Des sujets de préoccupation pour le corps politique

Le Parlement devient de moins en moins pertinent dans la prise de décisions

Le manque de pertinence du Parlement du Canada dans la prise de décisions importantes qui affectent l'avenir du pays est parfaitement évident à l'approche de la fin des travaux de la Chambre des communes et du Sénat le vendredi 17 décembre, 20 jours après l'ouverture de la législature. Il est de plus en plus difficile de voir dans les délibérations du Parlement canadien, qui est censé être un organe décisionnel, un but autre que d'être le lieu des querelles partisanes et des jeux de surenchère, lesquels ne font que discréditer davantage les partis cartellisés et le système de gouvernement de parti. Il y a absence de toute délibération sérieuse, sur quelque sujet que ce soit.

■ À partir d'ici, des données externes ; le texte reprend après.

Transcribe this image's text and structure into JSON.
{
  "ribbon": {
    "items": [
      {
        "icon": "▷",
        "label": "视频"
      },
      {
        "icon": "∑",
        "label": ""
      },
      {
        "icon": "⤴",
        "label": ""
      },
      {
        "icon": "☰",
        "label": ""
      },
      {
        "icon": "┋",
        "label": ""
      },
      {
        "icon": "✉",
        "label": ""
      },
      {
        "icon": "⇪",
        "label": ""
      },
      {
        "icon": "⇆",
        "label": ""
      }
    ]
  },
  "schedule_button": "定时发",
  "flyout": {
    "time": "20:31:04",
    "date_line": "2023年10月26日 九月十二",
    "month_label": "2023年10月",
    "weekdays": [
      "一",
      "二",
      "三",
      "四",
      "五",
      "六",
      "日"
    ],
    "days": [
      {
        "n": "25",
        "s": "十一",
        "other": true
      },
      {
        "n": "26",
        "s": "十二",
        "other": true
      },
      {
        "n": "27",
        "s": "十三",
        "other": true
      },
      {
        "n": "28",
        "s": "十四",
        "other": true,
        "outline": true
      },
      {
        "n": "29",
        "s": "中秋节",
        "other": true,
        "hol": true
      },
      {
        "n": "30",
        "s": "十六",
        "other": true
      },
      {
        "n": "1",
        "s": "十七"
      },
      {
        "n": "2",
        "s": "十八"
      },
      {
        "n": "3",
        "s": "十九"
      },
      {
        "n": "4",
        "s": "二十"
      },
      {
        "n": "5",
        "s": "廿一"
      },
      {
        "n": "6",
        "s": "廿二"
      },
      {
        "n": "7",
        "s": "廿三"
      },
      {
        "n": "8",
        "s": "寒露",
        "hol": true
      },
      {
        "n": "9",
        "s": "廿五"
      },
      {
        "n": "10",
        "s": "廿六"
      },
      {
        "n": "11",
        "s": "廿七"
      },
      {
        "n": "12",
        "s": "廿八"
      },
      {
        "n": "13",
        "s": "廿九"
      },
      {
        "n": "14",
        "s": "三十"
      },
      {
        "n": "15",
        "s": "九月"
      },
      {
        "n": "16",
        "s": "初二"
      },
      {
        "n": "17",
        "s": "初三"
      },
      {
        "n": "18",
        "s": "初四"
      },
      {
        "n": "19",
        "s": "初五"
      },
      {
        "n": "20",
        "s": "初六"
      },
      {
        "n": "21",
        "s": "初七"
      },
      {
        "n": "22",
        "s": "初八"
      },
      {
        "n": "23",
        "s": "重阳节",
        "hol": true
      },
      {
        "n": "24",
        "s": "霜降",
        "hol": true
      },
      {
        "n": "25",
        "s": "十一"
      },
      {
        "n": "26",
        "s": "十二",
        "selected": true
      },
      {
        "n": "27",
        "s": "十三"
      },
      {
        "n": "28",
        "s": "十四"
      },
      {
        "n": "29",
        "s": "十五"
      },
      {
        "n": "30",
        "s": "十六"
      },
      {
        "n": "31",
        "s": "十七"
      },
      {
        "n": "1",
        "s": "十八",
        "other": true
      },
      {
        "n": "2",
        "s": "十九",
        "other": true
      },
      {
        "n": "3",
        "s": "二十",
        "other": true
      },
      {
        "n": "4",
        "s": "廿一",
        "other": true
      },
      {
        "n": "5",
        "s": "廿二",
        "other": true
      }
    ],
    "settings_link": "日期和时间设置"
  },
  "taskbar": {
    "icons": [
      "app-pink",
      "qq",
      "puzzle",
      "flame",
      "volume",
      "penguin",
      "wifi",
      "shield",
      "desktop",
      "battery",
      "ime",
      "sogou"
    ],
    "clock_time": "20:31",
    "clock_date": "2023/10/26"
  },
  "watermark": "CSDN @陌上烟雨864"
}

Les problèmes urgents auxquels sont confrontés la population et le corps politique ne figurent pas à l'ordre du jour : de la crise climatique à la détérioration et à la précarité des conditions économiques qui voient l'utilisation des banques alimentaires monter en flèche et les travailleurs être traités comme des objets jetables, en passant par l'escalade de la violence contre les plus vulnérables et le déni des droits ancestraux des peuples autochtones, sans oublier l'instabilité de la situation internationale et la place qu'y occupe le Canada en tant que membre de l'OTAN.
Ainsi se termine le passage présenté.